Todas as manhãs, cedinho, tão certo como o nascer do sol, em bandos, lá estavam eles à cata de alimentos.
O que esses mendigos tinham de especial que me faziam acordar às cinco da matina para observá-los?
Alegres, saltitantes, sem cerimônia, devoravam todo o frugal repasto que os esperava à base de frutas.
Como eles não gostavam de uma recusa, mesmo que velada, eu resolvi ajudá-los, desde o dia em que os vi pela primeira vez no local.
Daí por diante, aprontava, à noite, alguma coisa para eles comerem, deixando o petisco coletivo no jardim de casa, na certeza de que o encontrariam e, assim, saciaria, por mais um amanhecer, a fome deles.
Mas quanto tempo isto duraria? - perguntava-me. Não saberia responder.
Ao que parece, até hoje, não enjoaram ainda da comida! Já se passaram alguns anos, e, eles continuam, toda feliz madrugada disputando, febris, a refeição cotidiana.
Encantado com tudo isso, jamais me cansei de admirá-los: pequeninos, mas de uma grande fibra, eles não esmorecem com nada, e, cantando em coro, qual orquestra afinada, vão e vem, pelas redondezas, sem se importarem se acordam os vizinhos mais preguiçosos, fazendo-os se levantarem logo da cama.
Os mendigos são tão inofensivos, que, se nos aproximarmos um pouco mais, deles, fugirão.
Como conhecem a índole dos seres humanos, eles não permitem uma maior aproximação, mesmo que ela seja bem intencionada.
Escorraçados, algumas vezes, de certos locais, seus sábios ancestrais baixaram normas de conduta para que eles pudessem viver mais.
Acho que aprenderam a lição! E mais! Não batem à porta de ninguém, por motivos óbvios. Portanto, não incomodam, de fato, o bem-estar de quem quer que seja. Pacientes, eles aguardam o seu café da manhã, cantando, perdidas canções que calam a alma.
Por ser defensor desses amiguinhos alados, serei, deles, porta-voz, embora não oficial. Ocorre que as pessoas, egoisticamente, fecham-se em seu mundo, e, cegos, não percebem a beleza à sua volta, que, mesmo agredida, tenta se recompor, a todo custo.

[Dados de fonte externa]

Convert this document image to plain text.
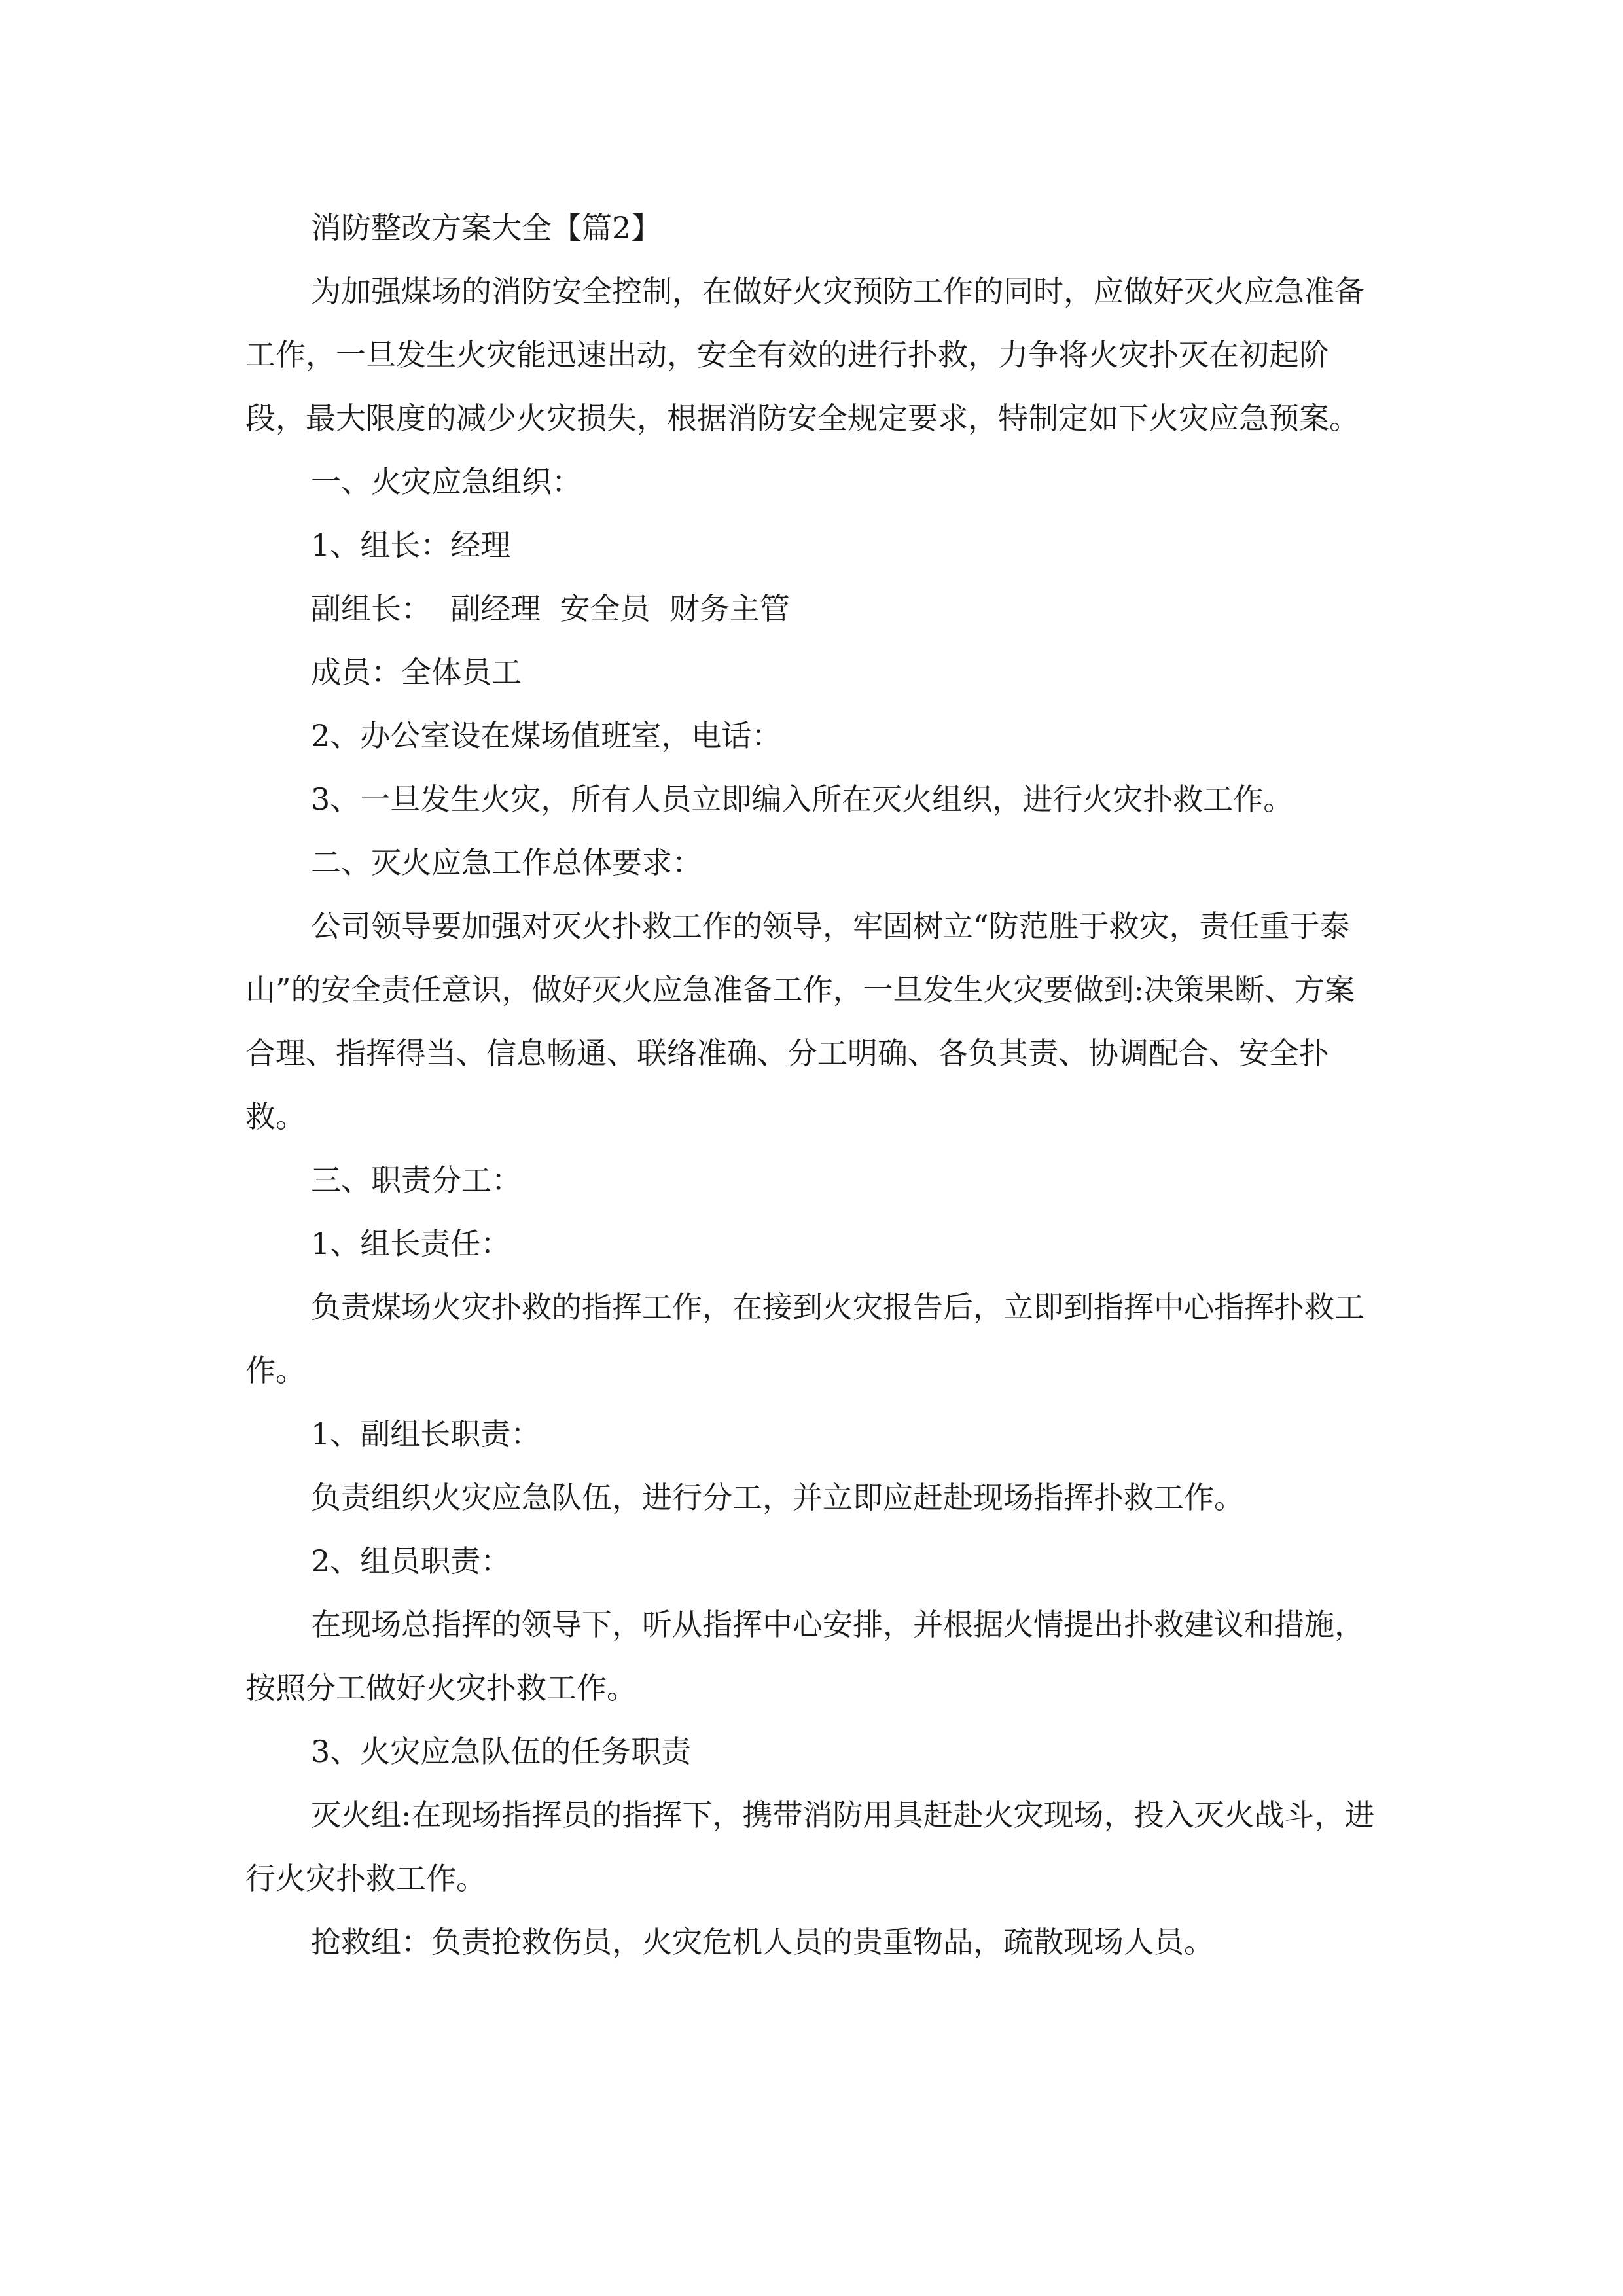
消防整改方案大全【篇2】

为加强煤场的消防安全控制，在做好火灾预防工作的同时，应做好灭火应急准备工作，一旦发生火灾能迅速出动，安全有效的进行扑救，力争将火灾扑灭在初起阶段，最大限度的减少火灾损失，根据消防安全规定要求，特制定如下火灾应急预案。

一、火灾应急组织：

1、组长：经理

副组长：  副经理  安全员  财务主管

成员：全体员工

2、办公室设在煤场值班室，电话：

3、一旦发生火灾，所有人员立即编入所在灭火组织，进行火灾扑救工作。

二、灭火应急工作总体要求：

公司领导要加强对灭火扑救工作的领导，牢固树立“防范胜于救灾，责任重于泰山”的安全责任意识，做好灭火应急准备工作，一旦发生火灾要做到:决策果断、方案合理、指挥得当、信息畅通、联络准确、分工明确、各负其责、协调配合、安全扑救。

三、职责分工：

1、组长责任：

负责煤场火灾扑救的指挥工作，在接到火灾报告后，立即到指挥中心指挥扑救工作。

1、副组长职责：

负责组织火灾应急队伍，进行分工，并立即应赶赴现场指挥扑救工作。

2、组员职责：

在现场总指挥的领导下，听从指挥中心安排，并根据火情提出扑救建议和措施，按照分工做好火灾扑救工作。

3、火灾应急队伍的任务职责

灭火组:在现场指挥员的指挥下，携带消防用具赶赴火灾现场，投入灭火战斗，进行火灾扑救工作。

抢救组：负责抢救伤员，火灾危机人员的贵重物品，疏散现场人员。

Não se sensibilizando com nada, nem mesmo com o espetáculo grandioso dos meus camaradas golinhas, sanhaços e sabiás, que voam livres pelos quintais, enfeitando todo abençoado dia meu pequeno jardim.
Com esses cavaleiros dos céus, aprendi que a fé em Deus nos ajuda a superar muitos desafios, que a paciência é o segredo dos fortes, que a esperança vence o medo, e que há sempre uma luz no fim do túnel, e, o arco-íris, enfim, pode ser alcançado.
Amanhã, estarei a postos, uma vez mais, da janela do meu quarto, para vê-los chegar, numa algazarra infantil, saudando, eufóricos, um novo dia.